Ele sabia que o mundo de cá lhe negava os sonhos já de chegada. Partiam vontades, cada vez menores, substituídas pela alegria de pequenas coisas que a vida vendia a preço chinês às margens de sua existência.
Comerciais de TV reforçavam sua impotência de não ter submetido a si aqueles que o fariam alguém. E se negociar não lhe era vocação, estudar muito menos. Fazia o que aprendeu por gosto certo de dizer dos erros.
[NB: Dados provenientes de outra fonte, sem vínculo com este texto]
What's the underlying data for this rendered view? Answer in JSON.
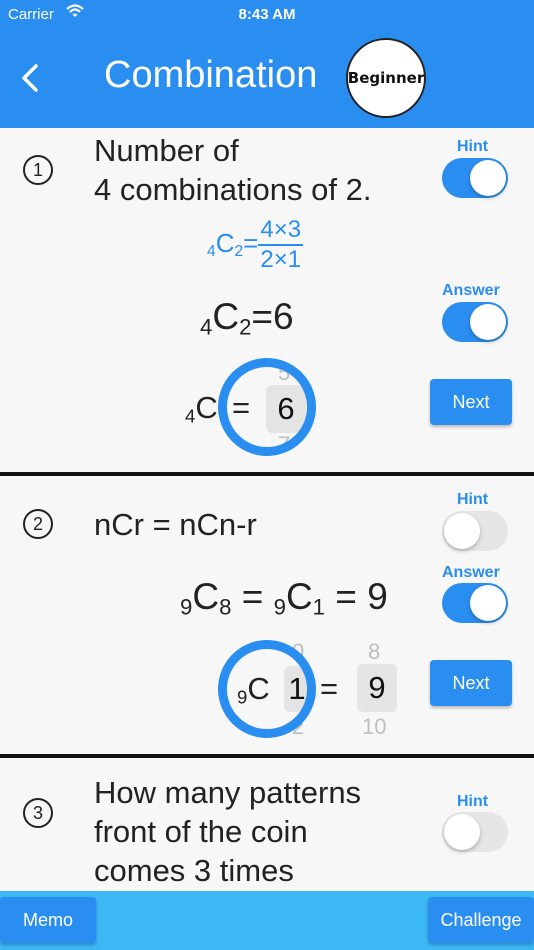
{
  "status": {
    "carrier": "Carrier",
    "time": "8:43 AM"
  },
  "header": {
    "title": "Combination",
    "badge": "Beginner"
  },
  "problems": [
    {
      "number": "1",
      "question": [
        "Number of",
        "4 combinations of 2."
      ],
      "hint_label": "Hint",
      "hint_on": true,
      "hint_formula": {
        "n": "4",
        "c": "C",
        "r": "2",
        "eq": "=",
        "numerator": "4×3",
        "denominator": "2×1"
      },
      "answer_label": "Answer",
      "answer_on": true,
      "answer_formula": {
        "n": "4",
        "c": "C",
        "r": "2",
        "eq": "=",
        "value": "6"
      },
      "input": {
        "n": "4",
        "c": "C",
        "eq": "=",
        "value": "6",
        "ghost_above": "5",
        "ghost_below": "7"
      },
      "next_label": "Next"
    },
    {
      "number": "2",
      "question": [
        "nCr = nCn-r"
      ],
      "hint_label": "Hint",
      "hint_on": false,
      "answer_label": "Answer",
      "answer_on": true,
      "answer_formula": {
        "n1": "9",
        "c1": "C",
        "r1": "8",
        "eq1": " = ",
        "n2": "9",
        "c2": "C",
        "r2": "1",
        "eq2": " = ",
        "value": "9"
      },
      "input": {
        "n": "9",
        "c": "C",
        "picker_value": "1",
        "picker_above": "0",
        "picker_below": "2",
        "eq": "=",
        "value": "9",
        "value_above": "8",
        "value_below": "10"
      },
      "next_label": "Next"
    },
    {
      "number": "3",
      "question": [
        "How many patterns",
        "front of the coin",
        "comes 3 times"
      ],
      "hint_label": "Hint",
      "hint_on": false
    }
  ],
  "bottom": {
    "memo": "Memo",
    "challenge": "Challenge"
  },
  "colors": {
    "primary": "#2a8ef0",
    "bottom_bar": "#3cb8f5"
  }
}
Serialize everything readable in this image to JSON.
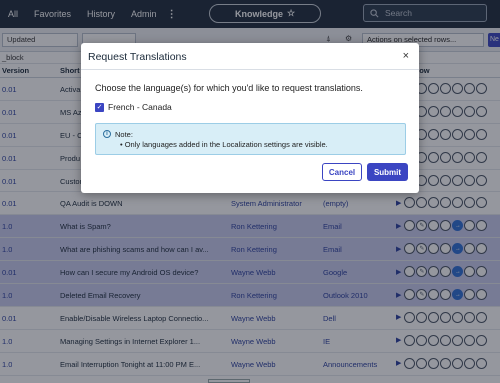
{
  "nav": {
    "items": [
      "All",
      "Favorites",
      "History",
      "Admin"
    ],
    "more": "⋮",
    "pill_label": "Knowledge",
    "pill_star": "☆",
    "search_placeholder": "Search"
  },
  "toolbar": {
    "filter_value": "Updated",
    "search_placeholder": "Search",
    "actions_label": "Actions on selected rows...",
    "new_label": "Ne"
  },
  "breadcrumb": "_block",
  "columns": {
    "version": "Version",
    "short": "Short d",
    "workflow": "Workflow"
  },
  "rows": [
    {
      "version": "0.01",
      "short": "Activa",
      "author": "",
      "category": "",
      "highlight": false
    },
    {
      "version": "0.01",
      "short": "MS Az",
      "author": "",
      "category": "",
      "highlight": false
    },
    {
      "version": "0.01",
      "short": "EU - C",
      "author": "",
      "category": "",
      "highlight": false
    },
    {
      "version": "0.01",
      "short": "Produ",
      "author": "",
      "category": "",
      "highlight": false
    },
    {
      "version": "0.01",
      "short": "Custon",
      "author": "",
      "category": "",
      "highlight": false
    },
    {
      "version": "0.01",
      "short": "QA Audit is DOWN",
      "author": "System Administrator",
      "category": "(empty)",
      "highlight": false
    },
    {
      "version": "1.0",
      "short": "What is Spam?",
      "author": "Ron Kettering",
      "category": "Email",
      "highlight": true
    },
    {
      "version": "1.0",
      "short": "What are phishing scams and how can I av...",
      "author": "Ron Kettering",
      "category": "Email",
      "highlight": true
    },
    {
      "version": "0.01",
      "short": "How can I secure my Android OS device?",
      "author": "Wayne Webb",
      "category": "Google",
      "highlight": true
    },
    {
      "version": "1.0",
      "short": "Deleted Email Recovery",
      "author": "Ron Kettering",
      "category": "Outlook 2010",
      "highlight": true
    },
    {
      "version": "0.01",
      "short": "Enable/Disable Wireless Laptop Connectio...",
      "author": "Wayne Webb",
      "category": "Dell",
      "highlight": false
    },
    {
      "version": "1.0",
      "short": "Managing Settings in Internet Explorer 1...",
      "author": "Wayne Webb",
      "category": "IE",
      "highlight": false
    },
    {
      "version": "1.0",
      "short": "Email Interruption Tonight at 11:00 PM E...",
      "author": "Wayne Webb",
      "category": "Announcements",
      "highlight": false
    }
  ],
  "modal": {
    "title": "Request Translations",
    "close": "×",
    "prompt": "Choose the language(s) for which you'd like to request translations.",
    "language": "French - Canada",
    "language_checked": true,
    "note_icon": "i",
    "note_title": "Note:",
    "note_bullet": "• Only languages added in the Localization settings are visible.",
    "cancel_label": "Cancel",
    "submit_label": "Submit"
  },
  "colors": {
    "accent": "#3b45c2",
    "nav_bg": "#1f2d3d",
    "note_bg": "#d8eef7"
  }
}
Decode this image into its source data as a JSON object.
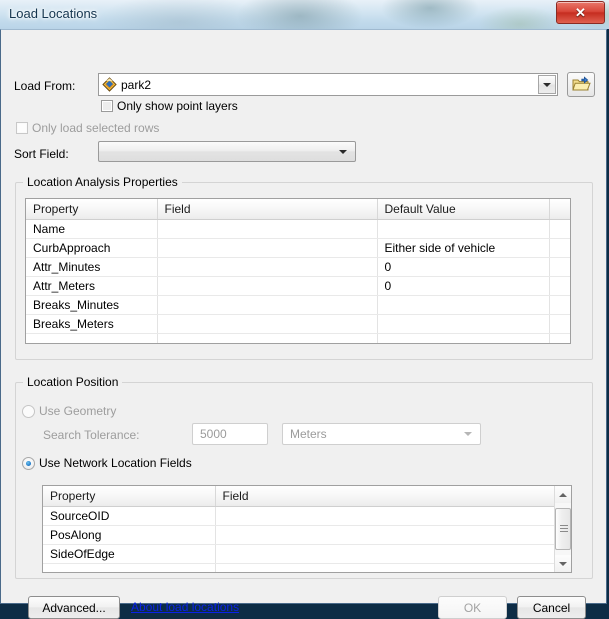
{
  "window": {
    "title": "Load Locations",
    "close_label": "✕",
    "close_icon": "close-icon"
  },
  "load_from": {
    "label": "Load From:",
    "value": "park2",
    "icon": "point-layer-diamond-icon",
    "browse_icon": "open-folder-icon"
  },
  "options": {
    "only_show_point_layers": "Only show point layers",
    "only_load_selected_rows": "Only load selected rows"
  },
  "sort_field": {
    "label": "Sort Field:",
    "value": ""
  },
  "location_analysis": {
    "title": "Location Analysis Properties",
    "columns": [
      "Property",
      "Field",
      "Default Value",
      ""
    ],
    "rows": [
      {
        "property": "Name",
        "field": "",
        "default_value": ""
      },
      {
        "property": "CurbApproach",
        "field": "",
        "default_value": "Either side of vehicle"
      },
      {
        "property": "Attr_Minutes",
        "field": "",
        "default_value": "0"
      },
      {
        "property": "Attr_Meters",
        "field": "",
        "default_value": "0"
      },
      {
        "property": "Breaks_Minutes",
        "field": "",
        "default_value": ""
      },
      {
        "property": "Breaks_Meters",
        "field": "",
        "default_value": ""
      },
      {
        "property": "",
        "field": "",
        "default_value": ""
      },
      {
        "property": "",
        "field": "",
        "default_value": ""
      }
    ]
  },
  "location_position": {
    "title": "Location Position",
    "use_geometry_label": "Use Geometry",
    "search_tolerance_label": "Search Tolerance:",
    "search_tolerance_value": "5000",
    "units_value": "Meters",
    "use_network_location_fields_label": "Use Network Location Fields",
    "network_columns": [
      "Property",
      "Field"
    ],
    "network_rows": [
      {
        "property": "SourceOID",
        "field": ""
      },
      {
        "property": "PosAlong",
        "field": ""
      },
      {
        "property": "SideOfEdge",
        "field": ""
      },
      {
        "property": "",
        "field": ""
      }
    ]
  },
  "footer": {
    "advanced": "Advanced...",
    "about_link": "About load locations",
    "ok": "OK",
    "cancel": "Cancel"
  }
}
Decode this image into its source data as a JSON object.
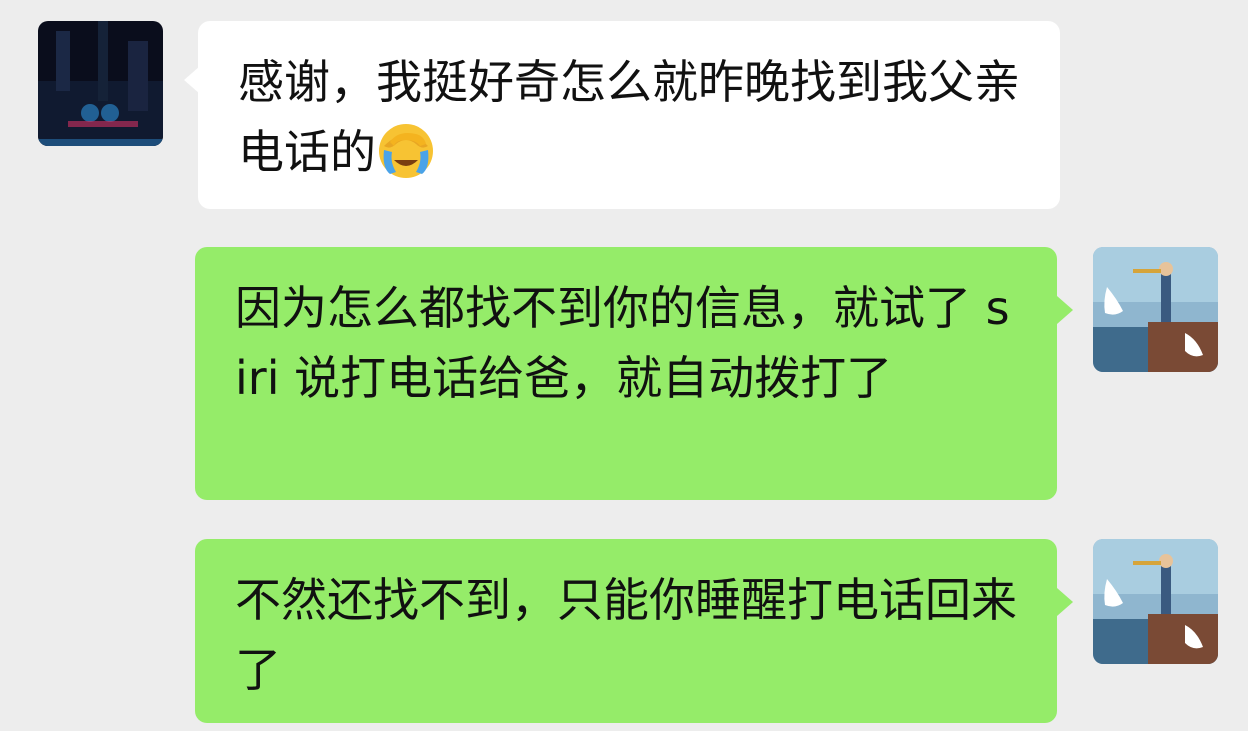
{
  "chat": {
    "messages": [
      {
        "direction": "incoming",
        "text": "感谢，我挺好奇怎么就昨晚找到我父亲电话的",
        "emoji": "face-palm-tears-emoji"
      },
      {
        "direction": "outgoing",
        "text": "因为怎么都找不到你的信息，就试了 siri 说打电话给爸，就自动拨打了"
      },
      {
        "direction": "outgoing",
        "text": "不然还找不到，只能你睡醒打电话回来了"
      }
    ]
  },
  "colors": {
    "background": "#ededed",
    "incoming_bubble": "#ffffff",
    "outgoing_bubble": "#95ec69"
  }
}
Escrevia, sempre que podia, de todas as agruras que o jornal registrava e que a vida trazia ao vivo sobre o mal que explicava tudo o que via. E nesse tempo de tudo passando rápido, a informação era apenas canal do carnal.
Se casa, se procria e quem está para chegar verá sempre maior esperança cegar a lembrança de um dia melhor que passou. Passa a vida e todo melhor negado aos reis se acompanha de dias melhores para trás.
Há quem diga que de hora em hora a vida melhora. Talvez seja assim, pelo fim. Ponto final de não ser alguém, se não se tem a matéria. Mas se de hora em hora, piora, pelo menos é por tempo cada vez menor.